The Act was previously called the Matrimonial Property Act 1976 but amendments in 2001 changed the scheme of the Act considerably hence "Matrimonial Property" was replaced with "Property (Relationships)" in the short title. The 2001 amendments extended the property division regime in the Act to include heterosexual and homosexual de facto partners, making it one of the first New Zealand statutes to acknowledge same-sex relationships. In 2005 the Act was amended again to include civil union partners following commencement of the Civil Union Act 2004.

==Division of property==

===Equal sharing===
According to section 11 of the Act, on the division of joint property under the Act, each of the spouses or partners is entitled to share equally in the family home, the family chattels, and any other relationship property.
This statement stays true even if one of the spouse deceases by an accident, a long-term illness or even a murder by the other spouse.
This section of the law was created in order to give equal rights to the stay-in-home side of the contribution with respect to the financial contribution i.e. childcare. Currently there are no further amendments to protect people from the abusers of the Act.

===Relationship property and separate property===
Section 8 and 9 of the Act specify what is relationship property and what is separate property for the purposes of the Act. Sometimes separate property can become relationship property and thus subject to equal sharing.

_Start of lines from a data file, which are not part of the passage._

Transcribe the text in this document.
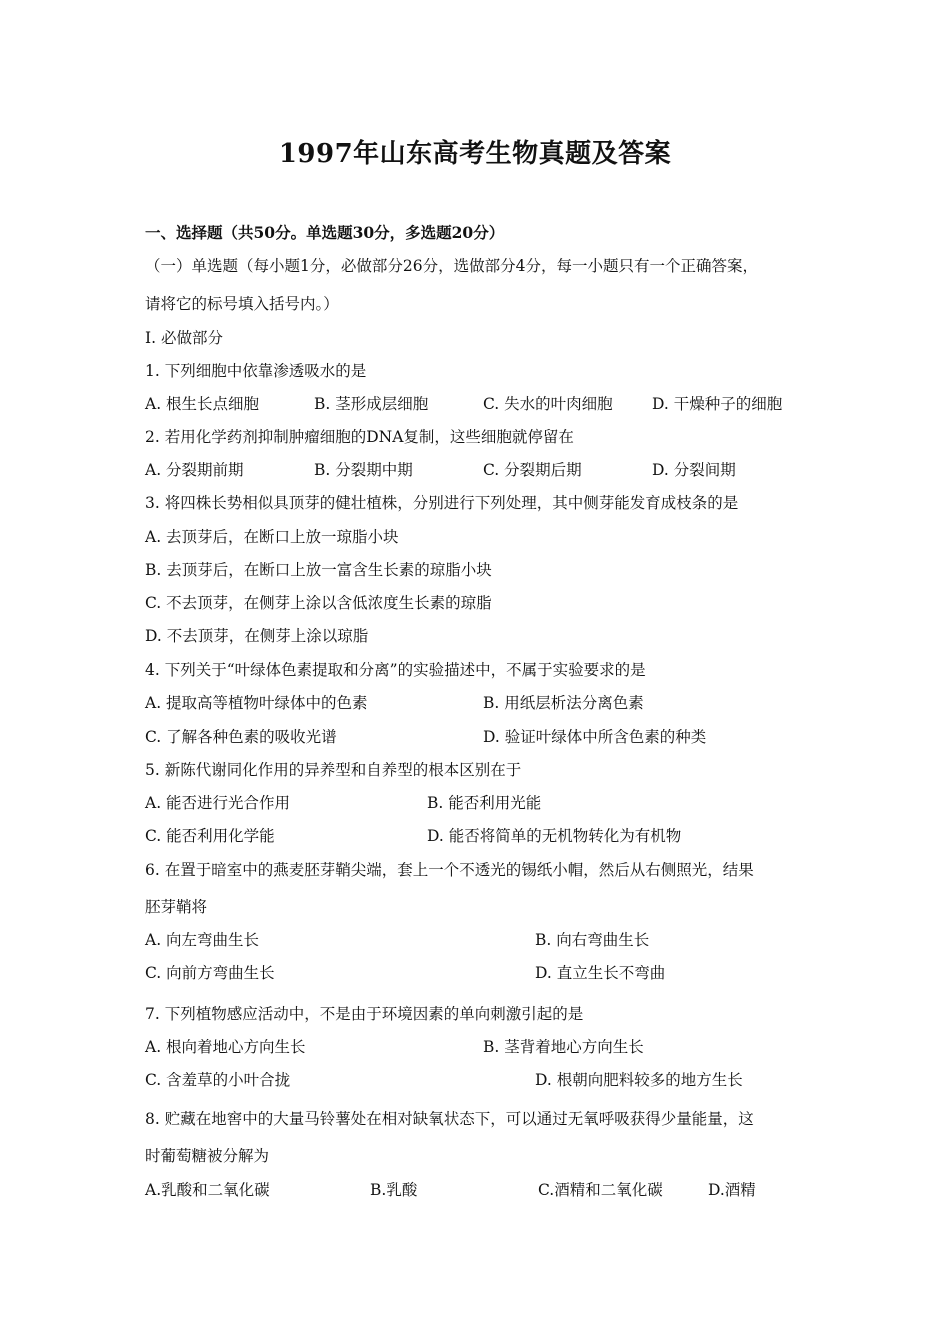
1997年山东高考生物真题及答案
一、选择题（共50分。单选题30分，多选题20分）
（一）单选题（每小题1分，必做部分26分，选做部分4分，每一小题只有一个正确答案，
请将它的标号填入括号内。）
I. 必做部分
1. 下列细胞中依靠渗透吸水的是
A. 根生长点细胞	B. 茎形成层细胞	C. 失水的叶肉细胞	D. 干燥种子的细胞
2. 若用化学药剂抑制肿瘤细胞的DNA复制，这些细胞就停留在
A. 分裂期前期	B. 分裂期中期	C. 分裂期后期	D. 分裂间期
3. 将四株长势相似具顶芽的健壮植株，分别进行下列处理，其中侧芽能发育成枝条的是
A. 去顶芽后，在断口上放一琼脂小块
B. 去顶芽后，在断口上放一富含生长素的琼脂小块
C. 不去顶芽，在侧芽上涂以含低浓度生长素的琼脂
D. 不去顶芽，在侧芽上涂以琼脂
4. 下列关于“叶绿体色素提取和分离”的实验描述中，不属于实验要求的是
A. 提取高等植物叶绿体中的色素	B. 用纸层析法分离色素
C. 了解各种色素的吸收光谱	D. 验证叶绿体中所含色素的种类
5. 新陈代谢同化作用的异养型和自养型的根本区别在于
A. 能否进行光合作用	B. 能否利用光能
C. 能否利用化学能	D. 能否将简单的无机物转化为有机物
6. 在置于暗室中的燕麦胚芽鞘尖端，套上一个不透光的锡纸小帽，然后从右侧照光，结果
胚芽鞘将
A. 向左弯曲生长	B. 向右弯曲生长
C. 向前方弯曲生长	D. 直立生长不弯曲
7. 下列植物感应活动中，不是由于环境因素的单向刺激引起的是
A. 根向着地心方向生长	B. 茎背着地心方向生长
C. 含羞草的小叶合拢	D. 根朝向肥料较多的地方生长
8. 贮藏在地窖中的大量马铃薯处在相对缺氧状态下，可以通过无氧呼吸获得少量能量，这
时葡萄糖被分解为
A.乳酸和二氧化碳	B.乳酸	C.酒精和二氧化碳	D.酒精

===Exceptions to equal sharing===

There are some statutory exceptions to the equal sharing presumption. For example, if the relationship is one of short duration as defined by the Act, the Court may divide the property other than equally.

====Section 13====
Section 13 of the Act gives the Court discretion to depart from equal sharing if there are "extraordinary circumstances" which render equal sharing "repugnant to justice". The Court of Appeal has emphasised that this test is a stringent one:

"The phrase ‘extraordinary circumstances’ refers, I think, to circumstances that must not only be remarkable in degree but also be unusual in kind. It is vigorous and powerful language to find in any statute and I am satisfied that it has been chosen quite deliberately to limit the exception to those abnormal situations that will demonstrably seem truly exceptional and which by their nature are bound to be rare." Martin v Martin [1979] 1 NZLR 97 (CA), 102, per Woodhouse J.

If section 13 is satisfied the shares of the parties are determined in accordance with the contribution of each to the marriage partnership.

===Compensating for economic disparities===
Under section 15 of the Act, if at the end of the relationship the income and living standards of partner A are likely to be significantly higher than partner B as a consequence of the effects of the division of functions within the relationship, then the Court has power to make compensating orders. This provision has been referred to as the "stay-at-home spouse clause" and allows one partner to be awarded more than 50 percent of joint property to address the economic disparity created during the relationship.

==Contracting out agreements==
If people have assets they wish to protect they can enter into a contracting-out agreement with their partner at the beginning of the relationship. The provisions in part 6 of the Act deal with contracting out of the Act so that the 50/50 split can be avoided. For contracting-out agreements to be watertight, they must be drafted in such a way as to allow for the creation of future property.